At the time I didn't know the method Paul Glaves describes, and I found out the service manager didn't either. The service manager knew nothing of my wrench abilities at the time and he has seen PLENTY of messed up bikes that run like crap at the hands of their inept wrenching owners. So his point of view was biased by his experiences.

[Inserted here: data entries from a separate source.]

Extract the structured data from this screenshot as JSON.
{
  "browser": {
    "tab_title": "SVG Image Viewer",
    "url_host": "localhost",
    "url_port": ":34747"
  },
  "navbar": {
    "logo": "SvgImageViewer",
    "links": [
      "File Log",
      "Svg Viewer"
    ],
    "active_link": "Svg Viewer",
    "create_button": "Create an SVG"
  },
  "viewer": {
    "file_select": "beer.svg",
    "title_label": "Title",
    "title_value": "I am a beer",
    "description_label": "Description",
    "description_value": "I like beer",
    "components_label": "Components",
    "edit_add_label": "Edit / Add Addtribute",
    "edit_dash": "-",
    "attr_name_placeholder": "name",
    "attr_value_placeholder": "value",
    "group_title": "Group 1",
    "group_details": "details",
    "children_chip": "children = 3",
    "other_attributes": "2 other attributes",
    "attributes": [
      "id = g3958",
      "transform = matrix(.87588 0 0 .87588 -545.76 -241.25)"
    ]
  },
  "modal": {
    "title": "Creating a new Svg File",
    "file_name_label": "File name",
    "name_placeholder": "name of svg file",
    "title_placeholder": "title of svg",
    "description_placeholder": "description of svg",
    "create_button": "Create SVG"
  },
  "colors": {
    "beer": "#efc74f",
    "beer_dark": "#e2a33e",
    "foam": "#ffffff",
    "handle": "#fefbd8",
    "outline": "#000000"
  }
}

Over time, he and I got to know each other, and he got to know that I have some mechanical abilities. I then started working part time at the dealership, with some minor wrenching in the shop alongside him. I kind of proved myself, and he saw the method described here worked well enough that he worked with me on my bike to get it set up right. Now after installing the Bing TB kit on my bike (1st one in the shop) he has asked me about the Bing TB kit installation and results being done on another bike at the shop. I am NOT saying any of this to pat myself on the back, but to say that he is not the one-minded type when he sees some real proof of things that work.
 
Yes, .15mm and .30mm valve clearance. The vacuum leak is certainly a possibility. The bushing is new but I need to wait for that TB shaft in order for things to be completely not rattling. I could stand to replace the air box rubber grommets, at least the left for sure.
 
I too used the Lentini method to adjust my throttle bodies when I realized I couldn't successfully synch the bodies on my 94 r1100rs. The throttle plates had been messed with. It did work quite well at getting the bike running and allowing a proper throttle body synch. I would add that if you do decide to try this and you are running a techlusion or similar device, it would be a good idea to disable the device while attempting this procedure. After you are finished adjusting and synching the bike enable the techlusion and possibly readjust it as well. I have an older techlusion and it was interfering with adjustments to the throttle bodies.